Opera blacklisted the version of Tampermonkey that is currently offered on the Chrome Web Store as it is being installed by Windows malware. This prevents the extension from working in theOpera browser.
Opera users who installed Tampermonkey 4.7.54 from the Chrome Web Store found out today that the browser has blacklisted the extension. When they open the browser’s extensions list, they are greeted with a red message stating that the extension was blocked because Opera “identified this extension as malicious and have blacklisted it. This means it can no longer cause any damage to your machine. You can leave it as is, or remove it.”
Expert comments below:
Tim Mackey, Senior Technical Evangelist at Synopsys:
“While in blacklisting a specific version of Tampermonkey, Opera acted out of concern for the security of their end users, this situation highlights the risks present in modern applications. Modern software is a combination of libraries, third party components and third party services – in addition to the custom code created. In this case, it appears Opera identified a specific version of a component,Tampermonkey, which, in addition to being legitimate, was also being distributed with a malicious application. Upon inspecting Tampermonkey, Opera determined that blacklisting it was the most effective way to black the malicious application. The net result being that legitimate Opera users of Tampermonkey were also impacted.
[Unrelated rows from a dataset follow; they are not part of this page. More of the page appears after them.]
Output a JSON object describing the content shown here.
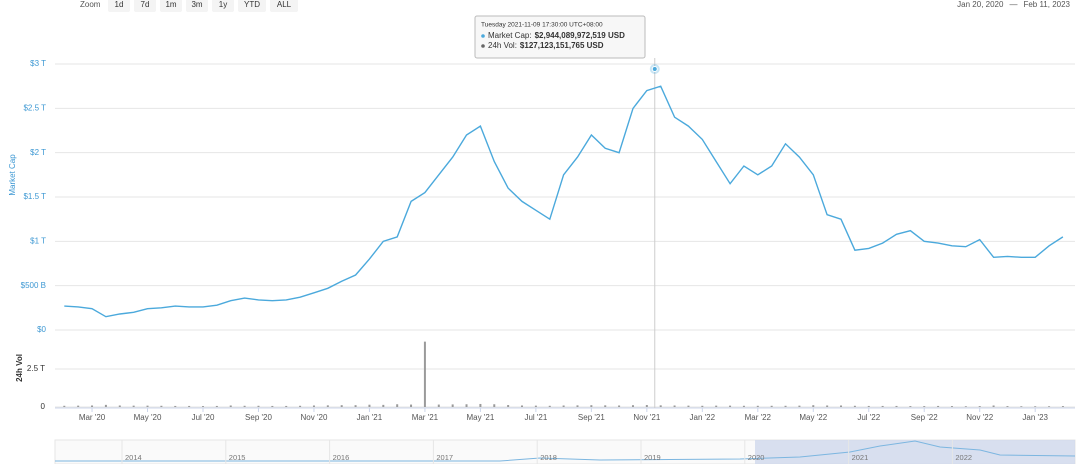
{
  "chart_data": {
    "type": "line",
    "zoom": {
      "label": "Zoom",
      "buttons": [
        "1d",
        "7d",
        "1m",
        "3m",
        "1y",
        "YTD",
        "ALL"
      ]
    },
    "date_range": {
      "from": "Jan 20, 2020",
      "separator": "—",
      "to": "Feb 11, 2023"
    },
    "ylabel": "Market Cap",
    "categories": [
      null,
      null,
      "Mar '20",
      null,
      null,
      null,
      "May '20",
      null,
      null,
      null,
      "Jul '20",
      null,
      null,
      null,
      "Sep '20",
      null,
      null,
      null,
      "Nov '20",
      null,
      null,
      null,
      "Jan '21",
      null,
      null,
      null,
      "Mar '21",
      null,
      null,
      null,
      "May '21",
      null,
      null,
      null,
      "Jul '21",
      null,
      null,
      null,
      "Sep '21",
      null,
      null,
      null,
      "Nov '21",
      null,
      null,
      null,
      "Jan '22",
      null,
      null,
      null,
      "Mar '22",
      null,
      null,
      null,
      "May '22",
      null,
      null,
      null,
      "Jul '22",
      null,
      null,
      null,
      "Sep '22",
      null,
      null,
      null,
      "Nov '22",
      null,
      null,
      null,
      "Jan '23",
      null,
      null
    ],
    "series": [
      {
        "name": "Market Cap",
        "color": "#4ba9dc",
        "values": [
          0.27,
          0.26,
          0.24,
          0.15,
          0.18,
          0.2,
          0.24,
          0.25,
          0.27,
          0.26,
          0.26,
          0.28,
          0.33,
          0.36,
          0.34,
          0.33,
          0.34,
          0.37,
          0.42,
          0.47,
          0.55,
          0.62,
          0.8,
          1.0,
          1.05,
          1.45,
          1.55,
          1.75,
          1.95,
          2.2,
          2.3,
          1.9,
          1.6,
          1.45,
          1.35,
          1.25,
          1.75,
          1.95,
          2.2,
          2.05,
          2.0,
          2.5,
          2.7,
          2.75,
          2.4,
          2.3,
          2.15,
          1.9,
          1.65,
          1.85,
          1.75,
          1.85,
          2.1,
          1.95,
          1.75,
          1.3,
          1.25,
          0.9,
          0.92,
          0.98,
          1.08,
          1.12,
          1.0,
          0.98,
          0.95,
          0.94,
          1.02,
          0.82,
          0.83,
          0.82,
          0.82,
          0.95,
          1.05
        ]
      }
    ],
    "ylim": [
      0,
      3.5
    ],
    "yticks": [
      {
        "value": 0,
        "label": "$0"
      },
      {
        "value": 0.5,
        "label": "$500 B"
      },
      {
        "value": 1,
        "label": "$1 T"
      },
      {
        "value": 1.5,
        "label": "$1.5 T"
      },
      {
        "value": 2,
        "label": "$2 T"
      },
      {
        "value": 2.5,
        "label": "$2.5 T"
      },
      {
        "value": 3,
        "label": "$3 T"
      }
    ],
    "volume": {
      "ylabel": "24h Vol",
      "color": "#9a9a9a",
      "ylim": [
        0,
        5
      ],
      "yticks": [
        0,
        {
          "value": 2.5,
          "label": "2.5 T"
        }
      ],
      "values": [
        0.08,
        0.09,
        0.1,
        0.14,
        0.1,
        0.09,
        0.09,
        0.08,
        0.07,
        0.07,
        0.06,
        0.07,
        0.1,
        0.08,
        0.08,
        0.07,
        0.07,
        0.08,
        0.1,
        0.11,
        0.12,
        0.12,
        0.15,
        0.14,
        0.18,
        0.16,
        4.3,
        0.16,
        0.17,
        0.18,
        0.2,
        0.18,
        0.13,
        0.1,
        0.09,
        0.08,
        0.1,
        0.11,
        0.12,
        0.11,
        0.1,
        0.12,
        0.13,
        0.11,
        0.1,
        0.09,
        0.08,
        0.09,
        0.09,
        0.08,
        0.08,
        0.08,
        0.08,
        0.09,
        0.12,
        0.1,
        0.1,
        0.08,
        0.07,
        0.07,
        0.07,
        0.06,
        0.06,
        0.07,
        0.06,
        0.05,
        0.06,
        0.1,
        0.06,
        0.05,
        0.05,
        0.05,
        0.06
      ]
    },
    "tooltip": {
      "date": "Tuesday 2021-11-09 17:30:00 UTC+08:00",
      "items": [
        {
          "label": "Market Cap:",
          "value": {
            "value": 2.944089972519,
            "label": "$2,944,089,972,519 USD"
          }
        },
        {
          "label": "24h Vol:",
          "value": {
            "value": 0.127123151765,
            "label": "$127,123,151,765 USD"
          }
        }
      ]
    },
    "navigator_years": [
      "2014",
      "2015",
      "2016",
      "2017",
      "2018",
      "2019",
      "2020",
      "2021",
      "2022"
    ],
    "grid": true
  }
}
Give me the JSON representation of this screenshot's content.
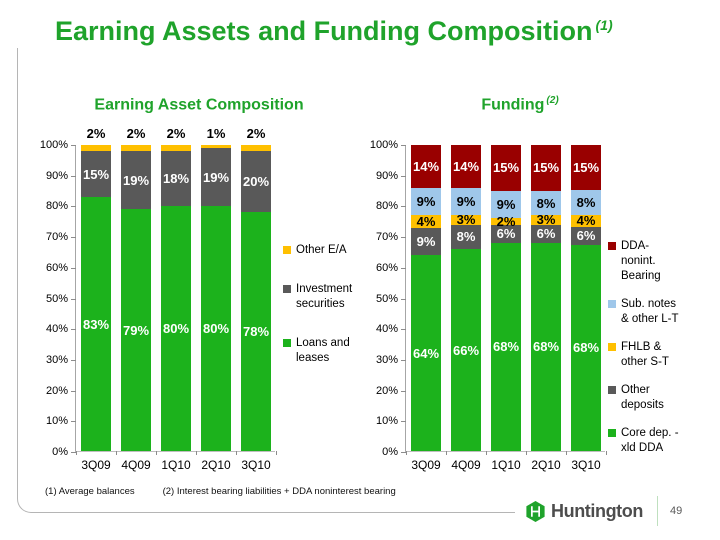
{
  "slide": {
    "title": "Earning Assets and Funding Composition",
    "title_sup": "(1)",
    "footnotes": [
      "(1)  Average balances",
      "(2) Interest bearing liabilities + DDA noninterest bearing"
    ],
    "logo_text": "Huntington",
    "page_number": "49"
  },
  "colors": {
    "title_green": "#1FA32B",
    "bar_green": "#1CB21C",
    "bar_gray": "#595959",
    "bar_yellow": "#FFC000",
    "bar_blue": "#9FC7EA",
    "bar_darkred": "#990000"
  },
  "chart_data": [
    {
      "type": "stacked-bar",
      "title": "Earning Asset Composition",
      "title_sup": "",
      "categories": [
        "3Q09",
        "4Q09",
        "1Q10",
        "2Q10",
        "3Q10"
      ],
      "ylim": [
        0,
        100
      ],
      "ytick_step": 10,
      "ytick_suffix": "%",
      "bar_label_suffix": "%",
      "grid": false,
      "legend_position": "right",
      "series": [
        {
          "name": "Loans and leases",
          "color": "#1CB21C",
          "label_color": "#FFFFFF",
          "label_position": "inside",
          "values": [
            83,
            79,
            80,
            80,
            78
          ]
        },
        {
          "name": "Investment securities",
          "color": "#595959",
          "label_color": "#FFFFFF",
          "label_position": "inside",
          "values": [
            15,
            19,
            18,
            19,
            20
          ]
        },
        {
          "name": "Other E/A",
          "color": "#FFC000",
          "label_color": "#000000",
          "label_position": "above",
          "values": [
            2,
            2,
            2,
            1,
            2
          ]
        }
      ]
    },
    {
      "type": "stacked-bar",
      "title": "Funding",
      "title_sup": "(2)",
      "categories": [
        "3Q09",
        "4Q09",
        "1Q10",
        "2Q10",
        "3Q10"
      ],
      "ylim": [
        0,
        100
      ],
      "ytick_step": 10,
      "ytick_suffix": "%",
      "bar_label_suffix": "%",
      "grid": false,
      "legend_position": "right",
      "series": [
        {
          "name": "Core dep. - xld DDA",
          "color": "#1CB21C",
          "label_color": "#FFFFFF",
          "label_position": "inside",
          "values": [
            64,
            66,
            68,
            68,
            68
          ]
        },
        {
          "name": "Other deposits",
          "color": "#595959",
          "label_color": "#FFFFFF",
          "label_position": "inside",
          "values": [
            9,
            8,
            6,
            6,
            6
          ]
        },
        {
          "name": "FHLB & other S-T",
          "color": "#FFC000",
          "label_color": "#000000",
          "label_position": "inside",
          "values": [
            4,
            3,
            2,
            3,
            4
          ]
        },
        {
          "name": "Sub. notes & other L-T",
          "color": "#9FC7EA",
          "label_color": "#000000",
          "label_position": "inside",
          "values": [
            9,
            9,
            9,
            8,
            8
          ]
        },
        {
          "name": "DDA-nonint. Bearing",
          "color": "#990000",
          "label_color": "#FFFFFF",
          "label_position": "inside",
          "values": [
            14,
            14,
            15,
            15,
            15
          ]
        }
      ]
    }
  ]
}
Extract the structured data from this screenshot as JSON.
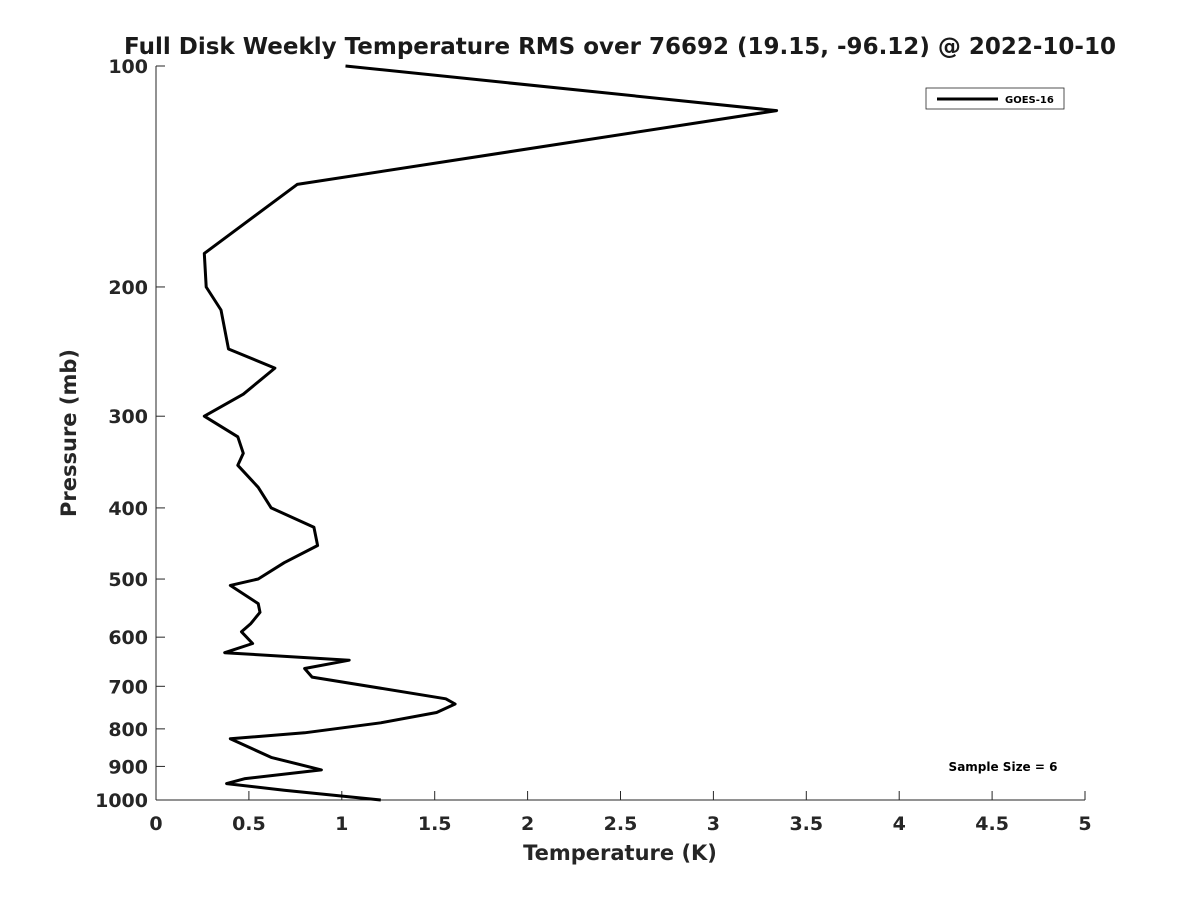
{
  "chart_data": {
    "type": "line",
    "title": "Full Disk Weekly Temperature RMS over 76692 (19.15, -96.12) @ 2022-10-10",
    "xlabel": "Temperature (K)",
    "ylabel": "Pressure (mb)",
    "xlim": [
      0,
      5
    ],
    "ylim": [
      100,
      1000
    ],
    "y_scale": "log",
    "y_reversed": true,
    "x_ticks": [
      "0",
      "0.5",
      "1",
      "1.5",
      "2",
      "2.5",
      "3",
      "3.5",
      "4",
      "4.5",
      "5"
    ],
    "y_ticks": [
      "100",
      "200",
      "300",
      "400",
      "500",
      "600",
      "700",
      "800",
      "900",
      "1000"
    ],
    "grid": false,
    "legend_position": "top-right",
    "series": [
      {
        "name": "GOES-16",
        "color": "#000000",
        "points": [
          [
            1.02,
            100
          ],
          [
            3.34,
            115
          ],
          [
            0.76,
            145
          ],
          [
            0.26,
            180
          ],
          [
            0.27,
            200
          ],
          [
            0.35,
            215
          ],
          [
            0.39,
            243
          ],
          [
            0.64,
            258
          ],
          [
            0.47,
            280
          ],
          [
            0.26,
            300
          ],
          [
            0.44,
            320
          ],
          [
            0.47,
            337
          ],
          [
            0.44,
            350
          ],
          [
            0.55,
            375
          ],
          [
            0.62,
            400
          ],
          [
            0.85,
            425
          ],
          [
            0.87,
            450
          ],
          [
            0.69,
            475
          ],
          [
            0.55,
            500
          ],
          [
            0.4,
            510
          ],
          [
            0.55,
            540
          ],
          [
            0.56,
            555
          ],
          [
            0.51,
            575
          ],
          [
            0.46,
            590
          ],
          [
            0.52,
            612
          ],
          [
            0.37,
            630
          ],
          [
            1.04,
            645
          ],
          [
            0.8,
            662
          ],
          [
            0.84,
            680
          ],
          [
            1.56,
            728
          ],
          [
            1.61,
            740
          ],
          [
            1.51,
            760
          ],
          [
            1.21,
            785
          ],
          [
            0.8,
            810
          ],
          [
            0.4,
            825
          ],
          [
            0.52,
            852
          ],
          [
            0.62,
            875
          ],
          [
            0.89,
            910
          ],
          [
            0.48,
            935
          ],
          [
            0.38,
            950
          ],
          [
            0.69,
            970
          ],
          [
            1.21,
            1000
          ]
        ]
      }
    ],
    "annotation": "Sample Size = 6"
  }
}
While the Tampermonkey and Opera teams have come to a resolution which removed Tampermonkey from the blacklist, this situation highlights a requirement for all IT organizations and engineering teams to clearly understand their dependencies are. A decision made by a third party could easily have a significant impact on operations, and potentially be an impact which is challenging to securely mitigate. To properly plan for such situations, IT and engineering organizations should implement a policy which identifies any third party libraries, services, components and APIs and then monitors for changes in these dependencies. Only when armed with full visibility can dependency risks be properly mitigated.”